Otra manera de desalentar el pensamiento original estrechamente ligada con la anterior, es la de considerar toda verdad como relativa. Se considera la verdad como un concepto metafí­sico, y cuando alguien habla del deseo de descubrir la verdad, los pensadores «progresistas» de nuestra época lo tildan de reaccionario. Se declara que la verdad es algo enteramente subjetivo, casi un asunto de gustos. El esfuerzo cientí­fico debe hallarse desvinculado de los factores subjetivos, y su fin es mirar el mundo sin pasión ni interés. El sabio debe aproximarse a los hechos con las manos esterilizadas, tal como un cirujano se acerca a su paciente. Las consecuencias de este relativismo, que a menudo se presenta en nombre del empirismo o del positivismo, o bien que se caracteriza por su preocupación para el exacto empleo de las palabras, son que el pensamiento pierde un estí­mulo esencial: los deseos e intereses de la persona que piensa; en su lugar surge, por el contrario, una máquina registradora de «hechos». En realidad, así­ como el pensamiento, en general, ha surgido de la necesidad de dominar la vida material, la búsqueda de la verdad se arraiga en los intereses y necesidades de los individuos y grupos sociales. Sin tales intereses desaparecerí­a todo estí­mulo de buscar la verdad. Siempre existen grupos cuyos intereses se ven favorecidos por la verdad, y sus representantes han sido los precursores del pensamiento humano; y también hay otros grupos a quienes favorece, por el contrario, el ocultamiento de lo verdadero. Solamente en este último caso la existencia de algún interés resulta dañosa para los fines del conocimiento. El problema no consiste, por lo tanto, en el hecho de la existencia de un interés comprometido en la búsqueda, sino en la especie de interés implí­cito, en la actitud cognoscitiva. Podrí­amos afirmar que en la medida en que exista algún anhelo de verdad en los seres humanos, ese anhelo es fruto de la necesidad que se alberga en todo hombre de conocer lo verdadero.

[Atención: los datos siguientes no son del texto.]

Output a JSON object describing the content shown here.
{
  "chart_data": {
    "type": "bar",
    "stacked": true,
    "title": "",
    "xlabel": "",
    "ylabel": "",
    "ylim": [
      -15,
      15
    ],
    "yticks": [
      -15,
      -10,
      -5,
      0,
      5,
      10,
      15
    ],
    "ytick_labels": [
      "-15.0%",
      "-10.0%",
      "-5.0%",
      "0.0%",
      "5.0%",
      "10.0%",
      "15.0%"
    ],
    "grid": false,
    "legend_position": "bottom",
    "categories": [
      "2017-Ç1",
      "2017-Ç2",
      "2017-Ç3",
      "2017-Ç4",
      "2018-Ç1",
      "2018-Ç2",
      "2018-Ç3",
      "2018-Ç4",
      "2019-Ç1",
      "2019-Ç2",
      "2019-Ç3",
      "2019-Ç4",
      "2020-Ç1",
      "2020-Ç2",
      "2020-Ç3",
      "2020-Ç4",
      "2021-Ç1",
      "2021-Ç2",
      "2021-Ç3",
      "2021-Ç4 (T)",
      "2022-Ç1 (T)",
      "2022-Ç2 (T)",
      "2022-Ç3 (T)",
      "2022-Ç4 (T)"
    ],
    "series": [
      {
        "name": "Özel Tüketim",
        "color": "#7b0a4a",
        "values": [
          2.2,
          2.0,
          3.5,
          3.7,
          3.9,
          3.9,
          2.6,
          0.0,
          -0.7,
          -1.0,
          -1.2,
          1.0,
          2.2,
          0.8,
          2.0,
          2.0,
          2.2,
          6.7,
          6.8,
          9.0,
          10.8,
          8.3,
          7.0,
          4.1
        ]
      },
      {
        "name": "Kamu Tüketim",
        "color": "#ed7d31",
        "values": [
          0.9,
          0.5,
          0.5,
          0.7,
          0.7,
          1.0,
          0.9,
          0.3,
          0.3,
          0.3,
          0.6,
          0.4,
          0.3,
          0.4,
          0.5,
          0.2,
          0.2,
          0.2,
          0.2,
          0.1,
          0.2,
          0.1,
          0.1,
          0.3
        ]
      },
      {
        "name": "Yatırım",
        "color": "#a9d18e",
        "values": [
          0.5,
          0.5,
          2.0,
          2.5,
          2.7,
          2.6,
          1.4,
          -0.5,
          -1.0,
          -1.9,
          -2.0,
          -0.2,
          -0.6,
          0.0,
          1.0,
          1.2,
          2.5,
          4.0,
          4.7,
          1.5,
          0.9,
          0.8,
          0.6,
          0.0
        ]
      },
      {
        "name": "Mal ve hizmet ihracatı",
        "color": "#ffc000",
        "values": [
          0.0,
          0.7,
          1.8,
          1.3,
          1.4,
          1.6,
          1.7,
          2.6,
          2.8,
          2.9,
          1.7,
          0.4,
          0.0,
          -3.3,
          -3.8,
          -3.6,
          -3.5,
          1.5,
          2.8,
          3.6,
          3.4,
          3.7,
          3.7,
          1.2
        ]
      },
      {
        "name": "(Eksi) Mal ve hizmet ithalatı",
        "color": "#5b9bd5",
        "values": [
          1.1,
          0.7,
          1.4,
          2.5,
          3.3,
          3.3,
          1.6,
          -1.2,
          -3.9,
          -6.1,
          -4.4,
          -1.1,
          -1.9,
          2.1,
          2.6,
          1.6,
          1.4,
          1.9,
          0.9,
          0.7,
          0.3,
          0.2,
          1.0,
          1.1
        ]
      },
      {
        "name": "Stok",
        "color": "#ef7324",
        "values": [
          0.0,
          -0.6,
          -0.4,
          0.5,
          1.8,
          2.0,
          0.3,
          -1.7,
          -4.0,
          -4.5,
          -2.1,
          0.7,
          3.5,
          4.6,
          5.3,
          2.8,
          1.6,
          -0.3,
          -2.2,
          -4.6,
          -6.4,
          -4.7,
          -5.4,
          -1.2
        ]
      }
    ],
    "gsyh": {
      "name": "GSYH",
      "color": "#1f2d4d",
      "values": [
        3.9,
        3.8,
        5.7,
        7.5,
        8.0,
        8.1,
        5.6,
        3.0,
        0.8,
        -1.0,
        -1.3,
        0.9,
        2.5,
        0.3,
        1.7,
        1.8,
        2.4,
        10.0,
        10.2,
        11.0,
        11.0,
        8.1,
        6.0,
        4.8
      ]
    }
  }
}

Todo esto tiene validez, en primer lugar, con respecto a la orientación del individuo en el mundo exterior, y especialmente para los niños. En su niñez todo ser humano atraviesa por un estado de impotencia, y la verdad constituye uno de los instrumentos más poderosos para aquello que carecen de poder. Pero la verdad se halla conexa con los intereses del individuo, no solamente con respecto a su orientación en el mundo exterior; también su propio vigor depende en gran medida del alcance del conocimiento verdadero que posea acerca de sí­ mismo. Las ilusiones sobre la propia persona quizá puedan representar muletas útiles para aquellos que no están en condiciones de caminar solos; pero, sin duda alguna, aumentan la debilidad del individuo. Su máximo vigor se funda en el más alto grado de integración de la personalidad, y esto significa, también, máximo de transparencia para sí­ mismo. El «conócete a ti mismo» constituye uno de los fundamentales mandamientos capaces de asegurar la fuerza y la felicidad de los hombres.

Se trata entonces de que la educación como sistema promueva la integración de la personalidad y la transparencia con si misma, lo que lleva a fortalecer las buenas relaciones humanas para una convivencia fraterna.

La critica a los métodos educativos: abundancia de contenidos y su importancia repetitiva, la libertad relativizada y su propuesta pedagógica de conocerse a sí­ mismo es la clave que orienta la acción pedagógica a seguir, hoy y aquí­ en Guatemala.